Глендейл выглядел подавленным.

- У вас весьма жалкое представление о народе, - заметил он. - Лично я хоть и считаюсь аристократом-декадентом - мы, кстати говоря, всегда являемся чьими-то декадентами, - о народных массах сужу гораздо более возвышенно. Их не ведут на бунт, как скотину, подстегивая раскаленным железом. Революция - это еще и культурный феномен, она не может быть только экономической или сугубо полицейской. Недалек тот день, когда на смену поколению, наблюдавшему за моим образом жизни, которым я умышленно щеголяю, придут толпы людей с вполне естественным желанием разделить мои удовольствия или, по крайней мере, лишить меня их. Я играю революционную роль, значение которой вы несправедливо недооцениваете. Я - превосходный агент-провокатор, а мой вклад в прогресс, возможно, скромен, но необходим. Добавлю, что как только я увижу массы, решительно настроенные наконец по-настоящему воспользоваться тем, что жизнь и искусство могут им предложить, я покину этот мир с чувством глубокого удовлетворения от того, что хорошо сыграл свою историческую роль. Ничто не доставило бы мне большего удовольствия, чем вид миллионов жуиров, идущих по моим стопам. Я люблю удовольствие. Ничто так не радует истинного гедониста, как сознание того, что твой род растет и приумножается. Настоящий, истинный жуир сам может даже обойтись без удовольствия и вести жизнь аскета при условии, что ему будет дозволено наслаждаться спектаклем, коим являются для него радости других. Он тогда становится соглядатаем, но только в самом благородном, буддистском значении этого слова. Так как, в сущности, именно это подразумевают на Востоке под созерцательным отрешением. Будда достиг такой стадии, когда собственного удовольствия ему уже мало: он хочет чувствовать вокруг себя радость всего, что дышит. Как только мы перестанем сомневаться в том, что наша радость переживет нас, смерть станет лишь сладостным погружением в счастье.

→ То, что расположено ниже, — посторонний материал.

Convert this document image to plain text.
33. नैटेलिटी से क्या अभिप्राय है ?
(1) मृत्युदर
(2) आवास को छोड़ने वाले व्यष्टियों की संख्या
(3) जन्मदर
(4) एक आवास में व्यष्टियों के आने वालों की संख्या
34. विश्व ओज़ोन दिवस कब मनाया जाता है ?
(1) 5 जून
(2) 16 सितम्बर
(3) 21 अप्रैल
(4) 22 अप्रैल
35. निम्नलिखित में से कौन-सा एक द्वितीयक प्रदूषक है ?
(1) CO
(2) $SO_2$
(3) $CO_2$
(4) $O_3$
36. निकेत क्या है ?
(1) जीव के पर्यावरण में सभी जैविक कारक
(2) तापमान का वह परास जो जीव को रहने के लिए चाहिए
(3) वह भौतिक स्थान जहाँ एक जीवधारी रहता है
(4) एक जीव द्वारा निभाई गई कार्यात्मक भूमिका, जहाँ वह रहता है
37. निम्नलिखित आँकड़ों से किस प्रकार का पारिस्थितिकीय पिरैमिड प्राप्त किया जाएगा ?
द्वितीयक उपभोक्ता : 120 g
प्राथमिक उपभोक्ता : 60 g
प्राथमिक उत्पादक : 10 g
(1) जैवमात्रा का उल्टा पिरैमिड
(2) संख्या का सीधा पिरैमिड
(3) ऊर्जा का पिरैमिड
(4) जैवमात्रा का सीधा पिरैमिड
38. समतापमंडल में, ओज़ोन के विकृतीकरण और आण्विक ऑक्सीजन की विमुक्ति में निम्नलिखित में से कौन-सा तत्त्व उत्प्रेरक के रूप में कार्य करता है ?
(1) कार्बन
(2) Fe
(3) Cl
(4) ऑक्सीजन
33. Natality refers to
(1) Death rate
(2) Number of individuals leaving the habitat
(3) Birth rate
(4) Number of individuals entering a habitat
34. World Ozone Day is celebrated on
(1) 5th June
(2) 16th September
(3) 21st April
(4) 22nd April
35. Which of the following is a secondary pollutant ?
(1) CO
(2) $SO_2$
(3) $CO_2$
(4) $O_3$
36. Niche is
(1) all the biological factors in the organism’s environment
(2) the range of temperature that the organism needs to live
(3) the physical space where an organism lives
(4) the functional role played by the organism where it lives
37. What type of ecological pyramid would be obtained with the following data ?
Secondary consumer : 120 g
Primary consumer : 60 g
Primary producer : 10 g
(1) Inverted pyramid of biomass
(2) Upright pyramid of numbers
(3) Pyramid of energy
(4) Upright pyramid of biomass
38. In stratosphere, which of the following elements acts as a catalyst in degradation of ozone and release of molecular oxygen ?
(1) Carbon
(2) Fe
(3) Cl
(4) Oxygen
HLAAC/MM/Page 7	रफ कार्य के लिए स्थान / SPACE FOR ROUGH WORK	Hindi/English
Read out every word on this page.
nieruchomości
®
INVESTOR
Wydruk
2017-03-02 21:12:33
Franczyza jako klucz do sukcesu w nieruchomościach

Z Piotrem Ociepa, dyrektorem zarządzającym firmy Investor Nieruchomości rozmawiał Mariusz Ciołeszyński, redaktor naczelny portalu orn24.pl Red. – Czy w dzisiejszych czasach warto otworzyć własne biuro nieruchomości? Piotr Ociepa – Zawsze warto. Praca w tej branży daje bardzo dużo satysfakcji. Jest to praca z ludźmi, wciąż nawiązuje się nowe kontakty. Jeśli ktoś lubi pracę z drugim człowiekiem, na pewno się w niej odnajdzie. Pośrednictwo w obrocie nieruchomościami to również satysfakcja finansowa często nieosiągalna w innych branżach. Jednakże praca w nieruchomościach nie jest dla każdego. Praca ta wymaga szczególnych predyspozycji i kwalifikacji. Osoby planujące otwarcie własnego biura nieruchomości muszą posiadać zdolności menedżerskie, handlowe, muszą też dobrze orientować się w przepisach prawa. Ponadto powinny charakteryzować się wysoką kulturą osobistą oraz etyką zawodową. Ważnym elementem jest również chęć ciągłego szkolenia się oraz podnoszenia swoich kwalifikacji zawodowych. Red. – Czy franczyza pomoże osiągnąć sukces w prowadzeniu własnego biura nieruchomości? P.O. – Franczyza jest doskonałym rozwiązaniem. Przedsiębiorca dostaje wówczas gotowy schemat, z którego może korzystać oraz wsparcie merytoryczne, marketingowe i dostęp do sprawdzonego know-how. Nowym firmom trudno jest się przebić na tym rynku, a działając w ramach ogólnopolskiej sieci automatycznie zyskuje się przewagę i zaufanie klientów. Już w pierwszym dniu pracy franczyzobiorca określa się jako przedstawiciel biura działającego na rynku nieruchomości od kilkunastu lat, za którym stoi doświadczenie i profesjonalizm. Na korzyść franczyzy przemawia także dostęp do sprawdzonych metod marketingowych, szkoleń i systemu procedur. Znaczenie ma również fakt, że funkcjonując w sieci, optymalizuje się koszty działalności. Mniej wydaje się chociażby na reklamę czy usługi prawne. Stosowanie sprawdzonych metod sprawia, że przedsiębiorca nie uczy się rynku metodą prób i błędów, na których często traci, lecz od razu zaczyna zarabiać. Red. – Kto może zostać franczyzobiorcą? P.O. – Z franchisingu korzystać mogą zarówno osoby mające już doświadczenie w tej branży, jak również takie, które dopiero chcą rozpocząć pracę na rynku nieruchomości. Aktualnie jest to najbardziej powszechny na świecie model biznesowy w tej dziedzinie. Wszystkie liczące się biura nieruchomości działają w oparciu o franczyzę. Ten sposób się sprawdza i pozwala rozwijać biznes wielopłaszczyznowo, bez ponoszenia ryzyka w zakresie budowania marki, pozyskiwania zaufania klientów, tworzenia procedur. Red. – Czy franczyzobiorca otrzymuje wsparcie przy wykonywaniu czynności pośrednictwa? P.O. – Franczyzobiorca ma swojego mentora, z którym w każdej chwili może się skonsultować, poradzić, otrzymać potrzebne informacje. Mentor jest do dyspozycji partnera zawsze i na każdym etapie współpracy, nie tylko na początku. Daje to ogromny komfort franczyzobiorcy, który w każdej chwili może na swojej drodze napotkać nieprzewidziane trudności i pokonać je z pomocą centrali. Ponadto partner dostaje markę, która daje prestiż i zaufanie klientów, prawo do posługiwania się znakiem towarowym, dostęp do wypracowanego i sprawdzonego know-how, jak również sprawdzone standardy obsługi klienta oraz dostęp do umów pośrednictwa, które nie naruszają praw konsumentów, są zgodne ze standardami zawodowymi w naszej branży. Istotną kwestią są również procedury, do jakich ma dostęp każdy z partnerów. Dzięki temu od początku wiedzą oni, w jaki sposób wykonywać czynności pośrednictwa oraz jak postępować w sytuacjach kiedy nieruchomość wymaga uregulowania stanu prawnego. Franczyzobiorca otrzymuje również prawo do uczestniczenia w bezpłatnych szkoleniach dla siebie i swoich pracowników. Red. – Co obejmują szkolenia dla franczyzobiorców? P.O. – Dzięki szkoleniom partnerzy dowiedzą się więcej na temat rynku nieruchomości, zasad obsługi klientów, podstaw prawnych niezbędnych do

- Сударь, - ответил Арман, изобразив гримасу. - Парадокс - это обычное убежище всех тех, кто пытается напустить туману и спутать карты, кто извращает мир, чтобы измыслить оправдание своему существованию, кто норовит ослепить вас замысловатой, уродующей игрой кривых зеркал, потому что он сам считает себя уродливым. Все это жалкие потуги замести следы и попытаться таким образом ускользнуть от истины, которая все теснее сжимает их со всех сторон.

Анетте хотелось захлопать в ладоши - так ей было весело. Она не могла сказать, что ее приводило в больший восторг: гусиная печенка, специальный, похожий на восхитительную игрушку, поезд, необычайное высокомерие и красота Армана или же изящество и остроумие покрытого морщинами и снисходительного старика-гедониста с его неизменной улыбкой на губах, напоминавшей произведение искусства стародавних времен.